Caught in the middle, Mr Muilenburg has found himself promising more than he can deliver.

After the crashes, but before the plane was grounded, Mr Muilenburg called President Donald Trump and expressed confidence in the safety of the Max. He has repeatedly made overly optimistic projections about how quickly the plane would return to service, pushing for speedy approval from regulators.

The constantly shifting timeline has created chaos for airlines, which have had to cancel thousands of flights and sacrifice billions of dollars in sales.

In his few public appearances, Mr Muilenburg's attempts to offer a sincere apology for the accidents have been clumsy, prolonging Boeing's reputational pain. His performance has left lawmakers irate. The families of crash victims, convinced the company does not care about their loss, have repeatedly confronted him with posters of the dead.

The missteps led Boeing to one of the most consequential decisions in its 103-year history, when it announced on Dec 16 that it was temporarily shutting down the 737 factory, a move that has already begun rippling through the national economy.

The Max is Boeing's best seller, with tens of billions of dollars in future sales at stake.
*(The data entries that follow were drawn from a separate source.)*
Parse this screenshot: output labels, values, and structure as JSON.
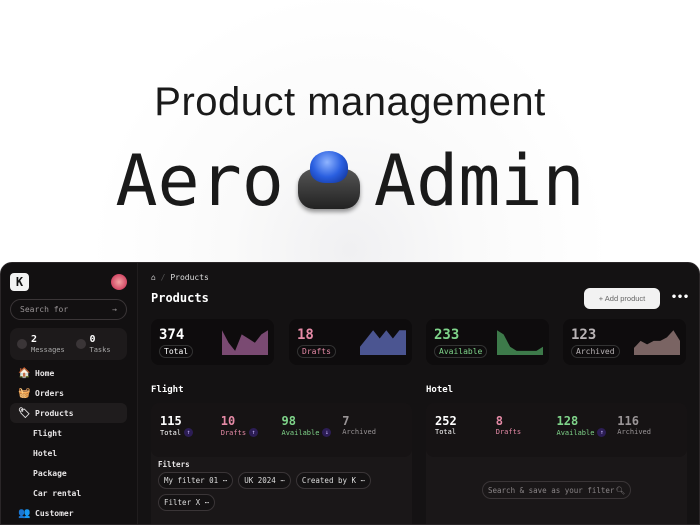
{
  "hero": {
    "subtitle": "Product management",
    "brand_left": "Aero",
    "brand_right": "Admin"
  },
  "sidebar": {
    "logo": "K",
    "search_placeholder": "Search for",
    "messages": {
      "count": "2",
      "label": "Messages"
    },
    "tasks": {
      "count": "0",
      "label": "Tasks"
    },
    "items": [
      {
        "label": "Home",
        "icon": "🏠"
      },
      {
        "label": "Orders",
        "icon": "🧺"
      },
      {
        "label": "Products",
        "icon": "🏷"
      },
      {
        "label": "Flight"
      },
      {
        "label": "Hotel"
      },
      {
        "label": "Package"
      },
      {
        "label": "Car rental"
      },
      {
        "label": "Customer",
        "icon": "👥"
      }
    ]
  },
  "header": {
    "breadcrumb": "Products",
    "title": "Products",
    "add_label": "+ Add product",
    "more": "•••"
  },
  "cards": [
    {
      "value": "374",
      "label": "Total",
      "color": "#ffffff",
      "fill": "#7a4a72",
      "spark": [
        6,
        3,
        1,
        5,
        4,
        3,
        5,
        6
      ]
    },
    {
      "value": "18",
      "label": "Drafts",
      "color": "#e58aa6",
      "fill": "#4b5591",
      "spark": [
        1,
        2,
        3,
        2,
        3,
        2,
        3,
        3
      ]
    },
    {
      "value": "233",
      "label": "Available",
      "color": "#7fd48a",
      "fill": "#3d7a4a",
      "spark": [
        6,
        5,
        2,
        1,
        1,
        1,
        1,
        2
      ]
    },
    {
      "value": "123",
      "label": "Archived",
      "color": "#b9b4b6",
      "fill": "#7a6463",
      "spark": [
        2,
        4,
        3,
        4,
        4,
        5,
        7,
        4
      ]
    }
  ],
  "flight": {
    "title": "Flight",
    "metrics": [
      {
        "value": "115",
        "label": "Total"
      },
      {
        "value": "10",
        "label": "Drafts"
      },
      {
        "value": "98",
        "label": "Available"
      },
      {
        "value": "7",
        "label": "Archived"
      }
    ],
    "filters_label": "Filters",
    "filters": [
      "My filter 01 ⋯",
      "UK 2024 ⋯",
      "Created by K ⋯",
      "Filter X ⋯"
    ]
  },
  "hotel": {
    "title": "Hotel",
    "metrics": [
      {
        "value": "252",
        "label": "Total"
      },
      {
        "value": "8",
        "label": "Drafts"
      },
      {
        "value": "128",
        "label": "Available"
      },
      {
        "value": "116",
        "label": "Archived"
      }
    ],
    "search_placeholder": "Search & save as your filter"
  }
}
Boeing stock has fallen 22 per cent in this crisis, costing the company more than US$8 billion and spreading pain throughout a supply chain that extends to 8,000 companies. On Friday, Spirit AeroSystems, which makes the Max fuselage, said it would stop production of the part next month.

Serious hurdles

Last week, when Mr Trump called Mr Muilenburg to discuss Boeing's problems, the chief executive assured the president that a production shutdown would only be temporary.

But Boeing still faces serious hurdles.

The company has not delivered a complete software package to the FAA for approval. In recent simulator tests, pilots did not use the correct emergency procedures, raising new questions about whether regulators will require more extensive training for pilots to fly the plane or whether the procedures needed to be changed, according to two people briefed on the matter.

And on Friday, a new space capsule Boeing designed for NASA failed to reach the correct orbit, another blow to company morale and a setback for the US space programme.

"If it was my call to make, Muilenburg would've been fired long ago," Peter DeFazio, the chairman of the House Transportation Committee investigating Boeing, said in an email.

"Boeing could send a strong signal that it is truly serious about safety by holding its top decision-maker accountable."

From the earliest days of the grounding in March, shortly after the crash of Ethiopian Airlines Flight 302 and months after the first Max crash, off Indonesia, Mr Muilenburg tried to put the episode behind him as swiftly as possible, telling airlines it would last just weeks.

"By the time April rolled around, Boeing was telling us next week, next month," Gary Kelly, the chief executive of Southwest Airlines, said in an interview. "We were a week away, weeks away, three weeks away."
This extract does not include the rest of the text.